Answer type 2nd -The molecular mass of Aluminum Oxide is nearly \[102{\text{ }}grams\]per mole.
\[2 \times Al = 2 \times 27 = 54\]
\[3 \times O = 3 \times 16 = 48\]
\[54 + 48 = 102\]
$\dfrac{{200}}{{102}} = 1.96{\text{moles}}$
There are two atoms of Aluminum in one mole and every atom has a mass of nearly \[27{\text{ }}grams\] so Mass of \[Al{\text{ }} = \;1.96 \times 2 \times 27 = 106\;grams\]

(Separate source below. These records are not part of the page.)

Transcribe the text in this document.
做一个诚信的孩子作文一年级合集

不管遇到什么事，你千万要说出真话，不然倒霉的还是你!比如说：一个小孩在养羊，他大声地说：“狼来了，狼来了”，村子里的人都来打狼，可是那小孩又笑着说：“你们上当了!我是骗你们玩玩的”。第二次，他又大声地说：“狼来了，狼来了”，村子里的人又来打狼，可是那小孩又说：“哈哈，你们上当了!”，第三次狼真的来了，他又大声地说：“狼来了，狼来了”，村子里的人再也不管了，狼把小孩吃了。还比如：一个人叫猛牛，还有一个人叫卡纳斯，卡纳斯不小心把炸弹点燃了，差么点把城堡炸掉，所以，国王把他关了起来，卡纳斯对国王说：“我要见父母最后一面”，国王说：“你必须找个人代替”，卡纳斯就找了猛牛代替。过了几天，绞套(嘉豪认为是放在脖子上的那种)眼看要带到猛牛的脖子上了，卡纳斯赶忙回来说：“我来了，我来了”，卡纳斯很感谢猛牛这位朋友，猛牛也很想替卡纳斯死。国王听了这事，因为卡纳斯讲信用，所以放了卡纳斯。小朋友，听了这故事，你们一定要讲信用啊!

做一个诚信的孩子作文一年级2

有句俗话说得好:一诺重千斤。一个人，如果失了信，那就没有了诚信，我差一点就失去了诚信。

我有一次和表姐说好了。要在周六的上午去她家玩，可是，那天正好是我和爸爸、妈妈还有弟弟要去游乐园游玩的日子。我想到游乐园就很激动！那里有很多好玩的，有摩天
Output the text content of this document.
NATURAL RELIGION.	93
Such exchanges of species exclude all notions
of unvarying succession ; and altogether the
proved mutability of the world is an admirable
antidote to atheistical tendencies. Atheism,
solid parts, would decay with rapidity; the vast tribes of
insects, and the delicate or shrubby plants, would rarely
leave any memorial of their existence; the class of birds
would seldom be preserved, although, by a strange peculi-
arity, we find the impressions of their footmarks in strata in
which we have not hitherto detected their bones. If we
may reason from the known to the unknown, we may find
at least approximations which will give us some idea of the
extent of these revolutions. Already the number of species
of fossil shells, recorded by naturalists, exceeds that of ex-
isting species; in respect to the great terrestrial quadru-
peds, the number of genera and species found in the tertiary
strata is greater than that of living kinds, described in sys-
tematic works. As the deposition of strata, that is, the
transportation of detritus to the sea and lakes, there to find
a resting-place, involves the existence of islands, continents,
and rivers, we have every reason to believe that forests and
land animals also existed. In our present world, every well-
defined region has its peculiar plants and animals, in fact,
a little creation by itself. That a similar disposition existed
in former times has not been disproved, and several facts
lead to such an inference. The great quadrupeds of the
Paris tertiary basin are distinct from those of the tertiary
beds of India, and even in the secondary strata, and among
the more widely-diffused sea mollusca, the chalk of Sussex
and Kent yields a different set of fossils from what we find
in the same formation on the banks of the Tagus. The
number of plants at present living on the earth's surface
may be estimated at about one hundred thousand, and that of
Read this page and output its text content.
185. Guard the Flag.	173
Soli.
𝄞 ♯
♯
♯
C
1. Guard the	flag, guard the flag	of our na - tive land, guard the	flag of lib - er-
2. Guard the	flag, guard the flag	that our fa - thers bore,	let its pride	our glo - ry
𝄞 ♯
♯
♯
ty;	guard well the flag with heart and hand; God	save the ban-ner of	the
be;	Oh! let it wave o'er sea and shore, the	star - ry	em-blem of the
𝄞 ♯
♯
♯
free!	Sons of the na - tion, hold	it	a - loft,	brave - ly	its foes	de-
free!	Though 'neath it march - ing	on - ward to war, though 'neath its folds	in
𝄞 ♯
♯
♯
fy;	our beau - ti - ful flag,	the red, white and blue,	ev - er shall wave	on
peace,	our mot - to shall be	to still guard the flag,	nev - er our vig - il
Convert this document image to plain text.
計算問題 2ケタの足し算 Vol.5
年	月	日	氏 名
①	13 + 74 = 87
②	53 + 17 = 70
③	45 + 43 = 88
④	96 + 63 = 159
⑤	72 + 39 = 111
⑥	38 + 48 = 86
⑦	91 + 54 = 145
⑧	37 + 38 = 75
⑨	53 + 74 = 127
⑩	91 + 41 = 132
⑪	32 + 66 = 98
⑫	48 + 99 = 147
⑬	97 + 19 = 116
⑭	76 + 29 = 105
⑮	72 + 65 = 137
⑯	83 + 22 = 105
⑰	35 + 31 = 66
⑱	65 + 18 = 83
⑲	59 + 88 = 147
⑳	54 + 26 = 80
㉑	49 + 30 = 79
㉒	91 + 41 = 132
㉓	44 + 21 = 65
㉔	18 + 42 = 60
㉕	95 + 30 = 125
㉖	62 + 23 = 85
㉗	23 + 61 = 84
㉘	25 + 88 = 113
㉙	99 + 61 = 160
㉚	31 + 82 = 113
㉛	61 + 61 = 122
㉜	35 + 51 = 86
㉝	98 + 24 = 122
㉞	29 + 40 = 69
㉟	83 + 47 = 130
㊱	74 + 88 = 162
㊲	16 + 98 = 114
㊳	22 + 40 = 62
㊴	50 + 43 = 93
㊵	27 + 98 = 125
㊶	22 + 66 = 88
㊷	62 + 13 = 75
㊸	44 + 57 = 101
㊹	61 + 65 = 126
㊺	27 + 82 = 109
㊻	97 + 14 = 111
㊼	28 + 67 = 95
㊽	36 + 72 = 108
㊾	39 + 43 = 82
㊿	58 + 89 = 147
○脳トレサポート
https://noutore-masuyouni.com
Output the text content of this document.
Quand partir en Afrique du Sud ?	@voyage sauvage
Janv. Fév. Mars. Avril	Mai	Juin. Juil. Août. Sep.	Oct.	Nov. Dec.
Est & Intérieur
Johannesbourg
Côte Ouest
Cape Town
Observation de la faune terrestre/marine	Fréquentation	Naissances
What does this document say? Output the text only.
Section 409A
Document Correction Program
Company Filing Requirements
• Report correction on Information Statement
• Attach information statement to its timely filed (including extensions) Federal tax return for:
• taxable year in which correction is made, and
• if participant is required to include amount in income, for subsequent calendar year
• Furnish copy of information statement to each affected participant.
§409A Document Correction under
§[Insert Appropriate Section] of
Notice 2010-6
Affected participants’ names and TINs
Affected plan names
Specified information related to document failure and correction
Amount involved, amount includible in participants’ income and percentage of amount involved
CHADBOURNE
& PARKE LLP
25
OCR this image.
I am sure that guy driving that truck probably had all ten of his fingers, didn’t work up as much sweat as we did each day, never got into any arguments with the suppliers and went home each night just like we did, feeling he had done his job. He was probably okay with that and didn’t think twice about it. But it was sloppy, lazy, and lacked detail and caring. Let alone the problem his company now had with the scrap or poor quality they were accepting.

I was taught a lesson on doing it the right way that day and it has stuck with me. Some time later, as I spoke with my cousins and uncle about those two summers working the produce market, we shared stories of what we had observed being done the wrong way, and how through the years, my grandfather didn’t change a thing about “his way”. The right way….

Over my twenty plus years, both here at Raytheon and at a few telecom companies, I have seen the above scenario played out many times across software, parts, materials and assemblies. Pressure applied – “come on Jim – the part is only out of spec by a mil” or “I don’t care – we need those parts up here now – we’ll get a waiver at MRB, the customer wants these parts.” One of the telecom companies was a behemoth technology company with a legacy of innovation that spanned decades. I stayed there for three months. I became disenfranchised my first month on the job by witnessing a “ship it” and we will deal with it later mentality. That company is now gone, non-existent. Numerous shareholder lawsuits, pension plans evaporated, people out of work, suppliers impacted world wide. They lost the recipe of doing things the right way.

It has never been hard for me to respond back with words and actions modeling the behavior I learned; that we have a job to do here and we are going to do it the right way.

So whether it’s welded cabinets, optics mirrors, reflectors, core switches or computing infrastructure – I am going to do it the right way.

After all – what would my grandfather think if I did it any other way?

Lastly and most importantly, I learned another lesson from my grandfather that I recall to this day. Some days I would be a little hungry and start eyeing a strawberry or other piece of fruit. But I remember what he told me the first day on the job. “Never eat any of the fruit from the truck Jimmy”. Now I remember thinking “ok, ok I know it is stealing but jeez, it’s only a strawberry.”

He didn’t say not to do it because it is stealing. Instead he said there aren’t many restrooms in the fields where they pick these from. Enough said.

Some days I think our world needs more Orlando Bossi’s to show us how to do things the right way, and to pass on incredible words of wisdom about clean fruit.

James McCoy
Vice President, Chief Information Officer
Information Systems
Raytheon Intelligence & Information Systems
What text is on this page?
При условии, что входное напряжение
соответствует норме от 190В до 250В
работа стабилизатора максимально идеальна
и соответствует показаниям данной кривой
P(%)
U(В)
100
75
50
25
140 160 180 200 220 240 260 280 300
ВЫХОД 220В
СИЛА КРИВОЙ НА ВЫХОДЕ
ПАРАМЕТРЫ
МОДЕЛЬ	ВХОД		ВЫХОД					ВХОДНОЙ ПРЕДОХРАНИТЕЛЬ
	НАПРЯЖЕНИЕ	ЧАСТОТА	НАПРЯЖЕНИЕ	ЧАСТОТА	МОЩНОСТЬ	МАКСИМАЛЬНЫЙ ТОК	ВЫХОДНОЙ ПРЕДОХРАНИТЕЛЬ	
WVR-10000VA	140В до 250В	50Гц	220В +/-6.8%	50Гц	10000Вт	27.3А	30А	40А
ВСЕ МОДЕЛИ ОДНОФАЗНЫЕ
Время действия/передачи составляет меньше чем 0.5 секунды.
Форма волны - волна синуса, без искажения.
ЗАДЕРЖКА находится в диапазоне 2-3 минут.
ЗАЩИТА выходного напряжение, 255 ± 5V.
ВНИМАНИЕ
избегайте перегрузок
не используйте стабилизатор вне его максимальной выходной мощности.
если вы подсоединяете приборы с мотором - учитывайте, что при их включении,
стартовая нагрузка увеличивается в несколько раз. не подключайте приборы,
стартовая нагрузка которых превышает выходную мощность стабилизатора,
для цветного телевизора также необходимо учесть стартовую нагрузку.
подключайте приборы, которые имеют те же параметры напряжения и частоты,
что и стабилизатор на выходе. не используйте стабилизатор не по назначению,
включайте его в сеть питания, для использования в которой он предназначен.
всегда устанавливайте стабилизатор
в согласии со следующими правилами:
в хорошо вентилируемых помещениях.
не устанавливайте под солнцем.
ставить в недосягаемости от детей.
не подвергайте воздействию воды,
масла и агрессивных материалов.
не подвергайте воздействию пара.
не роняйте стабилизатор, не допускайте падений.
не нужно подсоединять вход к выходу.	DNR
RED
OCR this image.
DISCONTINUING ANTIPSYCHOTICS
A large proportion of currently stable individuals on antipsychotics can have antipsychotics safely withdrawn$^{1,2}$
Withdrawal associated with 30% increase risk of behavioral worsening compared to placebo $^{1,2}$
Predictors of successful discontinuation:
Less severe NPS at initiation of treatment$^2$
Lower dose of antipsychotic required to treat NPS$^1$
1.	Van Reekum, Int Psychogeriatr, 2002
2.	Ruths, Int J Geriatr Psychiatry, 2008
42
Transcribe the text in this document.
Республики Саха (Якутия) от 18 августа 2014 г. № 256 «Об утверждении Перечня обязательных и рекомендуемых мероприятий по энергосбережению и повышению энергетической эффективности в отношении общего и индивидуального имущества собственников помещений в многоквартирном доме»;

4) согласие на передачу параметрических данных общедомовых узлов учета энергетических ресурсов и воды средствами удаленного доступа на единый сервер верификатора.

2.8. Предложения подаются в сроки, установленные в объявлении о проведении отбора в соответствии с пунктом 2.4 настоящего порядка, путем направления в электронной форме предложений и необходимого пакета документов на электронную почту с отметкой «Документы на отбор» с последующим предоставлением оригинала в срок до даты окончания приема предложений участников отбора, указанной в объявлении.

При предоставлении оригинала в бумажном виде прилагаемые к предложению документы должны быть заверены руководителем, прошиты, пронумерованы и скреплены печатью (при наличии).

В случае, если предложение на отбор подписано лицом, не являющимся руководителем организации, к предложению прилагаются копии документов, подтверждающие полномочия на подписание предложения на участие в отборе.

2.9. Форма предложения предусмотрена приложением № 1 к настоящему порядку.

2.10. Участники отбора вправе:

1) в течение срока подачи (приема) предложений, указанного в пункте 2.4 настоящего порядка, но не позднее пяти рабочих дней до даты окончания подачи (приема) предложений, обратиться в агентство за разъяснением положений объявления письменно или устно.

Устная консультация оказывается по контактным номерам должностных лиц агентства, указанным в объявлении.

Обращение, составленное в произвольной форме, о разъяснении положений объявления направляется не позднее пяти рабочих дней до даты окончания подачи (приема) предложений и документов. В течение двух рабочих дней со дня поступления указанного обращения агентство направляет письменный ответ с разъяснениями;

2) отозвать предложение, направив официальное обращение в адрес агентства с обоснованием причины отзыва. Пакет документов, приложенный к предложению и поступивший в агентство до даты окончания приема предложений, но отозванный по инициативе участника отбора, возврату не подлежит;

Note: Do not be confused with the confrontations alumina and aluminum oxide. Mutually are the same. Alumia is the Communal name given to aluminum oxide. Molecular formula of aluminum oxide is \[A{l_2}{O_3}\].Generally Alumina is presented in nature in the form of bauxite. Bauxite is an ore that is mined as a topsoil in several tropical and subtropical regions. In \[1887\] a process exposed called the Bayer process. It is the primary procedure by which alumina can be taken out from bauxite.